Onde se revela um efeito secundário das vacinas 

Cuidado com as vacinas. França, 1800, Autor desconhecido.
Caricatura a propósito da epidemia da varíola.


Quo Vadis Covid-19? Ora então, ela há-de desaparecer depois de ter oferecido à humanidade uma bela oportunidade para se redimir, reflectir e, sobretudo, ler romances e poesia... Falhou! Haja esperança... As vacinas vão tentar completar o trabalho!
    É a propósito delas que te falo hoje. Não te posso revelar a fonte, é confidencial, mas fiquei a par de certos efeitos secundários das vacinas que a maior parte dos humanos espera. Estou perfeitamente ciente que uma outra (e considerável) parte rejeita-as por causa dos efeitos secundários prováveis, possíveis e imaginários como os chips implantados no sangue, produzidos e financiados por uma vasta rede de cabalas satânicas: organização mundial dos pedófilos, estado profundo, tecnologia 5g, empresa Dominion, socialistas, comunistas radicais, Soros, Hillary, Gates, Hanks e outros da mesma cepa. Alegações que têm sido inteligentemente (e cientificamente) demonstradas pelos seguidores daquele loiro esquisito (o americano, esqueci-me do nome...) que perdeu as eleições graças às supracitadas (e tenebrosas) instituições. 
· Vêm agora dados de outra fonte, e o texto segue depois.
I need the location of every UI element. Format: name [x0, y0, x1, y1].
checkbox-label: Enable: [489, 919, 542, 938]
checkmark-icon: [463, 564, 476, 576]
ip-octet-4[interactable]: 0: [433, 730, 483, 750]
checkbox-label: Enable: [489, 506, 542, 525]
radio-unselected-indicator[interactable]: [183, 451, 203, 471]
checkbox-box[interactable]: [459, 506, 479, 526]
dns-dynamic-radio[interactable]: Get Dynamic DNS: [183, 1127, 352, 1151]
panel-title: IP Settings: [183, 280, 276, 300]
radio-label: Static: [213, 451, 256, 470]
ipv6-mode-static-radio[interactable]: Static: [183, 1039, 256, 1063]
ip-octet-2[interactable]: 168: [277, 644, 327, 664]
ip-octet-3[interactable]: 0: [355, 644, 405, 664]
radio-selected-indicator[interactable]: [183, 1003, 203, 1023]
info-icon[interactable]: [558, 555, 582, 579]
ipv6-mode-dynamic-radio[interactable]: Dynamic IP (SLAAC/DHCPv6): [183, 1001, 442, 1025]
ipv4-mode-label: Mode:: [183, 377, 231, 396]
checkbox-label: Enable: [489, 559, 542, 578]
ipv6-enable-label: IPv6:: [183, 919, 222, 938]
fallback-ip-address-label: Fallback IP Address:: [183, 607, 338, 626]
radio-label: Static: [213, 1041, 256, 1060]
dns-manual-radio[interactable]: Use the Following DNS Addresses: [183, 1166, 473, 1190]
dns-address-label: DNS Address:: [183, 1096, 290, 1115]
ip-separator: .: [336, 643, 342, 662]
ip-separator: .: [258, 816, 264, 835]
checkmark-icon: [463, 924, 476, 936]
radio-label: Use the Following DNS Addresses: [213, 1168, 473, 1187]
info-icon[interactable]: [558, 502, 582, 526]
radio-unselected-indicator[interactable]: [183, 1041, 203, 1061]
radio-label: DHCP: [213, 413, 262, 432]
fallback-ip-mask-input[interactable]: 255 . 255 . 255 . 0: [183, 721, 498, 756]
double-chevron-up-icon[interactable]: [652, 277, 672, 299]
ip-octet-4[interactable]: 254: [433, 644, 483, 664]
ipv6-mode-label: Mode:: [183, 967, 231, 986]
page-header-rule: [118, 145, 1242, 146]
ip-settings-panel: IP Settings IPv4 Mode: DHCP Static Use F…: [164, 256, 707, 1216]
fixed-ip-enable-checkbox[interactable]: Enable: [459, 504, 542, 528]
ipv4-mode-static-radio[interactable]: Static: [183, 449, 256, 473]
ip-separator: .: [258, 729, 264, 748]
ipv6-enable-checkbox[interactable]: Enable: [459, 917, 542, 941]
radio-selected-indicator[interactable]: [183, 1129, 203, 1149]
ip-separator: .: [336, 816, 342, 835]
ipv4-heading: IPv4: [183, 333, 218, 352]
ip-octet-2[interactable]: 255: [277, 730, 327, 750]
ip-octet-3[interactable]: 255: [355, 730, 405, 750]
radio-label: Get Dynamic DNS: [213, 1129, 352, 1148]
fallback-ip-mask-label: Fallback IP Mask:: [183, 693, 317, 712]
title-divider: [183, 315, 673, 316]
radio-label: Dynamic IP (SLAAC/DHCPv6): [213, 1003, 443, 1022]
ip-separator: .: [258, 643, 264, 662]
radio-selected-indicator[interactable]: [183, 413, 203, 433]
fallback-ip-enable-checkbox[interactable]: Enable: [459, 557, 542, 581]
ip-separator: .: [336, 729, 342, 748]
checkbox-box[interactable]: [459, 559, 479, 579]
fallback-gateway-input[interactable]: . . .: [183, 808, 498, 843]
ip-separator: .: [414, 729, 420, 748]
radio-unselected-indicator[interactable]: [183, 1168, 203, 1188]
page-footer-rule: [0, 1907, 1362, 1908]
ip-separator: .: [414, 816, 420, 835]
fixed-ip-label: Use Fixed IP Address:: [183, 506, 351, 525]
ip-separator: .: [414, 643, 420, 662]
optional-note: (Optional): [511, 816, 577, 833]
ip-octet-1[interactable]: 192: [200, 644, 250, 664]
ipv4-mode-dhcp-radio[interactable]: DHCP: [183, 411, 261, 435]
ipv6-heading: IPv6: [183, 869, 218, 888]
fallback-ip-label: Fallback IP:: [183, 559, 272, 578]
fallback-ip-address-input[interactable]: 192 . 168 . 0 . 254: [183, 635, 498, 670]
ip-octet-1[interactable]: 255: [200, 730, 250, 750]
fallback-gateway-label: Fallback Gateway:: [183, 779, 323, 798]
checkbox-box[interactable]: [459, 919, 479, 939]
    Apercebem-se, no entanto, luzes cintilando na escuridão como a que nos chega da mais poderosa nação da América do Sul que se encontra, felizmente (e finalmente), em boas mãos. O iluminado que a dirige, moreno tropical, ex-militar destemido, refinado e brilhante (esqueci-me do nome, é aquele que fala de hemorróidas durante as reuniões ministeriais) já declarou publicamente que se vai opor à nova e esquerdista administração do tio Sam. Utilizando pólvora se necessário for! Com o desassombro descomplexado que o caracteriza, o Einstein tropical em questão previne que, ao sermos vacinados, corremos o risco de, e cito: «[...] virar um chimpanzé, [...] um jacaré, [...] super-homem [...] nascer barba em alguma mulher [...]» Conhecendo o elevado QI do animal político em questão (e de seus seguidores e eleitores), não é advertência a menosprezar.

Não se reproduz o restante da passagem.